Kristin Block von wissenswerk hat eine gute Zusammenfassung darüber geschrieben, wie Wissenstransfer funktioniert. Besonders hervorheben möchte ich den beschriebenen Aspekt der Wechselwirkung zwischen Sender und Empfänger. Hierzu erwähnt Kristin Block auch die Definition von M.Thiel:

Unter Wissenstransfer ist die zielgerichtete Übertragung von Wissen von einem Transferpartner (Sender) zu einem anderen Transferpartner (Empfänger) zu verstehen, wobei die Transferpartner Individuen oder Kollektive sein können und die Rollen Sender und Empfänger in einer Transfersituation wechseln können.“

Wissenstransfer ist also alles andere als eine Einweg-Kommunikation. Liebe Lehrer und Hochschulprofessoren aufgepasst!

„Entgegen der häufigen Meinung geht es hier nicht darum, einfach sein Wissen in Form von Dokumentationen „über den Zaun zu schmeißen“, in der Hoffnung, dass es vom Empfänger schon irgendwie aufgefangen wird. Vielmehr geht es darum, sich als Sender auf den Empfänger einzulassen. Das heißt, sich im Klaren zu sein, dass der Empfänger vielleicht nicht gleich versteht worum es geht oder einfach Schwierigkeiten hat, den Kontext zu erkennen, z.B. weil ihm die Erfahrung oder das Vorwissen fehlen.“

In unserem Buch Software entwickeln mit Verstand – Was Sie über Wissensarbeit wissen müssen um Projekte produktiver zu machen haben wir diesen Aspekt ebenfalls behandelt. Die folgende Grafik zeigt wie im Dialog zwischen Wissensträger und Wissensempfänger eine schrittweise Annäherung des Wissensbestandes erfolgt. Der Wissensträger (Sender) befindet sich auf der linken Seite, der Wissensempfänger auf der rechten Seite. In der Mitte sehen wir symbolisch, welcher Teil des Wissens übertragen werden soll. Erst der Dialog ermöglicht eine halbwegs vernünftige Übertragung.

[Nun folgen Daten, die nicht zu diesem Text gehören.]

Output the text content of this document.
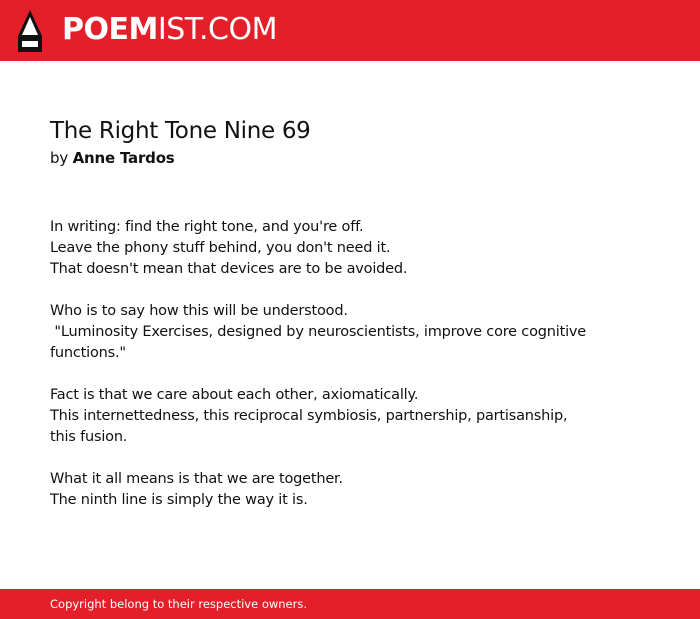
POEMIST.COM
The Right Tone Nine 69

by Anne Tardos

In writing: find the right tone, and you're off.
Leave the phony stuff behind, you don't need it.
That doesn't mean that devices are to be avoided.
Who is to say how this will be understood.
"Luminosity Exercises, designed by neuroscientists, improve core cognitive
functions."
Fact is that we care about each other, axiomatically.
This internettedness, this reciprocal symbiosis, partnership, partisanship,
this fusion.
What it all means is that we are together.
The ninth line is simply the way it is.
Copyright belong to their respective owners.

Der Grund dafür ist, dass beim Wissensempfänger erst ein Lernprozess die Aufnahme des Wissens ermöglicht. Lernen im Dialog ist das, was beim gemeinsamen Lernen, in Bar-Camps oder Open space Diskussionen passiert, wenn beide Parteien sich auch Mühe geben, den anderen zu verstehen. PowerPoint-Vorträge dagegen sind fast ausschliesslich Einweg-Kommunikationsveranstaltungen. Und das Beste ist: der Wissensvermittler lernt ebenfalls dazu, wie man in der oben gezeigten Grafik erkennen kann. Und damit sind wir wieder bei der obigen Definition von M.Thiel:

„… und die Rollen Sender und Empfänger in einer Transfersituation wechseln können.“

Ich würde sogar sagen: wechseln müssen!